Um comunicado conjunto dos sindicatos que representam trabalhadores da RTP (SMAV, SINTTAV, STT, FE, SITIC) não poupa críticas ao sucedido e considera mesmo que "a RTP não tem uma administração, tem uma comissão liquidatária" e pede a demissão de Gilherme Costa porque "um presidente sem vergonha e sem moral não pode ter o respeito de quem trabalha!". Os sindicatos dizem que "esta decisão é indecorosa, principalmente porque tem como origem os próprios contemplados, e ocorre numa empresa onde a totalidade dos trabalhadores assistiu ao corte inconstitucional dos seus subsídios de natal e férias, à redução do seus salários em 10%, ao congelamento das suas progressões profissionais e à paralisação salarial de quase 10 anos".

Por seu lado, a deputada Catarina Martins já pediu explicações ao ministro da tutela, Miguel Relvas, e também a Vítor Gaspar, que autorizou a exceção que garante que o salário milionário dos administradores permaneça intocável. "O Grupo Parlamentar do Bloco de Esquerda sempre defendeu tetos para os salários dos gestores públicos e opõe-se a todas as exeções. Não podemos ainda deixar de estranhar esta opção discriminatória de todos os trabalhadores da RTP que ficam assim injustamente prejudicados", declara a deputada bloquista, acrescentando que "ninguém pode compreender que o mesmo governo que promove um discurso para denegrir a RTP como um serviço público demasiado caro, manipulando até a realidade a verdade dos números oficiais e omitindo a comparação europeia, crie logo a seguir exceções milionárias sem qualquer justificação".

Este regime de exceção tinha sido criticado em abril pela Comissão de Trabalhadores (CT) da RTP, que o considerou "uma vergonha" para o Governo, sobretudo após o discurso de Vítor Gaspar em Washington, onde defendeu uma "justa repartição dos sacrifícios". Afinal de contas, esta administração é a mesma que em janeiro comunicou aos trabalhadores o corte de 10% nos salários e a retirada dos subsídios de natal e férias.
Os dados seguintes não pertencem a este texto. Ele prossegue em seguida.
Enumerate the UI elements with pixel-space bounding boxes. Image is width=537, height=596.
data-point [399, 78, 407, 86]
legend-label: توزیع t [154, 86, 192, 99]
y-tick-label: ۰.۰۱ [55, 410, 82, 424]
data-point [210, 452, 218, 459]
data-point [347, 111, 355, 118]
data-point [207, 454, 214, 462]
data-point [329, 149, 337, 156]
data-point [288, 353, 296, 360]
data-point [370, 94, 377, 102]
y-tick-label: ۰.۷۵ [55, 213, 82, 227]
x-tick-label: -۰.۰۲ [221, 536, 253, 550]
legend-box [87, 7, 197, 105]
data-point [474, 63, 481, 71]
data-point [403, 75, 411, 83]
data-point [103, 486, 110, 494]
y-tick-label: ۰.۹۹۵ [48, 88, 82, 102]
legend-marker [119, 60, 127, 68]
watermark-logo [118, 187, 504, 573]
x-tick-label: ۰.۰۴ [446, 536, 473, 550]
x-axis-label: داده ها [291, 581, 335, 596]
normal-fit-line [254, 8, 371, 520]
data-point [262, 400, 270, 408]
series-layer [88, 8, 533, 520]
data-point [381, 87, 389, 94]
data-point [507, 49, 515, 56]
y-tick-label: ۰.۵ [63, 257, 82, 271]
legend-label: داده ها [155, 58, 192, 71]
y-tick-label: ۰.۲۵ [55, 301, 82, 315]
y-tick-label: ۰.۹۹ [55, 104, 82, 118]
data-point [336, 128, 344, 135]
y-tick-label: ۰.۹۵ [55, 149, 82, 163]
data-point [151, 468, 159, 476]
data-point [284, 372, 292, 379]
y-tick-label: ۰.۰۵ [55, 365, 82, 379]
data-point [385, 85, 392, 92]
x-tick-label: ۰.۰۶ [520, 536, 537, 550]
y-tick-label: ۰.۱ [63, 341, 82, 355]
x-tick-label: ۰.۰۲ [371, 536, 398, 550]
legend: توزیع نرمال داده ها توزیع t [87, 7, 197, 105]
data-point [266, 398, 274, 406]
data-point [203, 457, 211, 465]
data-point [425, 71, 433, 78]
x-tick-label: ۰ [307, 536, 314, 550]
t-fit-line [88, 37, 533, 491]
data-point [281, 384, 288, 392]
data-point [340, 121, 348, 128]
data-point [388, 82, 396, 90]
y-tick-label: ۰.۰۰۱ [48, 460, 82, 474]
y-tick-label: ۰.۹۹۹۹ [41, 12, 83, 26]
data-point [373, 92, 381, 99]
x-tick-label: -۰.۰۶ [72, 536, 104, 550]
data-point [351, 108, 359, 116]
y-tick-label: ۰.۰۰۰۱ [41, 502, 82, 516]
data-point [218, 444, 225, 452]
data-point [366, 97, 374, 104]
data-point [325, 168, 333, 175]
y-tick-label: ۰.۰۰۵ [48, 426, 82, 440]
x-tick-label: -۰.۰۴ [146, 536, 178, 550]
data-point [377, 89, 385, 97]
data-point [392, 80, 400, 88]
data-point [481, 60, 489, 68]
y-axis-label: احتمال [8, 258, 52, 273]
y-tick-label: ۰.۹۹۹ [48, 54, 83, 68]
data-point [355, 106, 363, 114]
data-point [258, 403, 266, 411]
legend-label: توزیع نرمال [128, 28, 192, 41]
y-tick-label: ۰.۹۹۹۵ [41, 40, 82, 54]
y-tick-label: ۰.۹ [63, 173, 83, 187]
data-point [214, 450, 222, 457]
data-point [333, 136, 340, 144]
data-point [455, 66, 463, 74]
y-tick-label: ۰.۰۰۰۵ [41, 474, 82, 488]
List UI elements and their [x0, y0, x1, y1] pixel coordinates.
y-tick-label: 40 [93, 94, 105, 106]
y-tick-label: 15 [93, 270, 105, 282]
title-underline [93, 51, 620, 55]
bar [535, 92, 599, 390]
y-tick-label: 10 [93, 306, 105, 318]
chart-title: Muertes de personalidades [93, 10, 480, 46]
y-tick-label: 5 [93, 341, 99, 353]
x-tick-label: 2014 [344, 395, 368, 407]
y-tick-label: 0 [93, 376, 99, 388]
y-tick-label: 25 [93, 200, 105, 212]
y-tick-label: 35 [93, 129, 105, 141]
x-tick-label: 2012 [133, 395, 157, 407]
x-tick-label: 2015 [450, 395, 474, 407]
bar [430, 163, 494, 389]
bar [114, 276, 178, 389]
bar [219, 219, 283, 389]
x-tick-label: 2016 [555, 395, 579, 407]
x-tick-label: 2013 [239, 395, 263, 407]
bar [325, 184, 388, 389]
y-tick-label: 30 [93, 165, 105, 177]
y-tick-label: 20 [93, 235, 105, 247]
A CT insurgiu-se ainda contra os salários milionários pagos a várias celebridades na estação pública de televisão.  «Como trabalhadores, cidadãos e contribuintes, não podemos continuar a aceitar em silêncio os relatos que nos chegam da atribuição de salários por negociação directa à porta fechada entre contratadores da empresa e contratandos, que nada têm que ver com a realidade custo/benefício do trabalho prestado», afirmou a CT em comunicado no início de março.

Com esta decisão, o Governo equiparou os administradores da RTP aos da TAP, por se tratar de «uma empresa em concorrência e que está em fase de privatização». Mas ao contrário do que fez na transportadora aérea, esqueceu-se de alargar esse critério a quem trabalha na RTP, mantendo os cortes salariais na tv pública e abrindo exceções para os seus administradores.